Radially emitting fiber laser emits light at a controlled location
Cambridge, MA--Researchers in Yoel Fink's group at the Massachusetts Institute of Technology (MIT) have created a fiber laser that consists of a hollow optical fiber with a single microdrop of liquid gain material.
|A new fiber developed at MIT emits blue laser light only at a precisely controlled location. (Photo: Greg Hren)|
Cambridge, MA--Researchers in Yoel Fink's group at the Massachusetts Institute of Technology (MIT) have created a fiber laser that consists of a hollow optical fiber with a single microdrop of liquid gain material; the drop can be moved around to change the emitting location along the fiber. In addition, the fiber cladding contains an array of liquid-crystal channels that can be independently switched on and off to modulate the emitted light, aiming it in one or more particular radial directions.

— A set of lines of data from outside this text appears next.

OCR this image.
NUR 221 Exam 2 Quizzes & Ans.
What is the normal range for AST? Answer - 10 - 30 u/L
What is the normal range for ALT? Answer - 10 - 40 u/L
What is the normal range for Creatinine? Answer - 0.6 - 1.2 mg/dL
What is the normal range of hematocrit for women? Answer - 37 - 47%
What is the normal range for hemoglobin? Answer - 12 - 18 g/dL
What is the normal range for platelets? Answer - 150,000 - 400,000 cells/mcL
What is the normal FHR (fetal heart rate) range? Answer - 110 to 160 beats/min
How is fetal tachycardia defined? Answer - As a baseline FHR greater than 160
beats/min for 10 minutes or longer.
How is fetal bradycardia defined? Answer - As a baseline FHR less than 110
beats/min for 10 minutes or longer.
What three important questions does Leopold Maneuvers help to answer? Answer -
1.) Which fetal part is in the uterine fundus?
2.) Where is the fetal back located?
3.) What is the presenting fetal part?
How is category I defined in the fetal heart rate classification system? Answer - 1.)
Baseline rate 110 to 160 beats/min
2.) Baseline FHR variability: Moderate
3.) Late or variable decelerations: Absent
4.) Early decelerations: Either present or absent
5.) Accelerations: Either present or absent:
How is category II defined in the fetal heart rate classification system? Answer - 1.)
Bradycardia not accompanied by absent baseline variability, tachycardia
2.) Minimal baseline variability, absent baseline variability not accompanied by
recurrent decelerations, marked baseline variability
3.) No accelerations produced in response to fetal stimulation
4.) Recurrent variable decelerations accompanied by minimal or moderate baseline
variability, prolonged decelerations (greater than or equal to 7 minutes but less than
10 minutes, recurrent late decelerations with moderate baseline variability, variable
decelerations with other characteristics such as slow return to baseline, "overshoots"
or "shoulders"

Fink's group is well-known for creating hollow light-guiding fibers, of which this fiber is a variant. (The group's previous research has even spun off a commercial venture called OmniGuide.)
The 400-micron-diameter photonic-bandgap fiber emits light with zero angular momentum (meaning that it is pure radial emission, emanating from the direction of the fiber's axis, rather than via a whispering-gallery mode). The light is polarized, allowing it to be modulated by the surrounding cylinders of electrically addressable liquid-crystal material. Potential applications include multidirectional displays and minimally invasive light-delivery systems for medical applications.
In experiments, the researchers simultaneously activated liquid crystals on opposite sides of the fiber to investigate a hypothetical application in which a transparent, woven display would present the same image to viewers on both sides -- not mirror images, as a display that emitted light uniformly would. But in principle, says Alexander Stolyarov, one of the researchers, there’s no reason a fiber couldn’t have many liquid-crystal channels that vary the light intensity in several different directions. “You can build as many of these liquid-crystal channels as you want around the laser,” Stolyarov says. “The process is very scalable.”
As a display technology, the fibers have the obvious drawback that each of them provides only one image pixel. To make the fibers more useful, the researchers are investigating the possibility that the single pixel (the droplet of gain material) could oscillate back and forth fast enough to fool the viewer into perceiving a line rather than a colored point.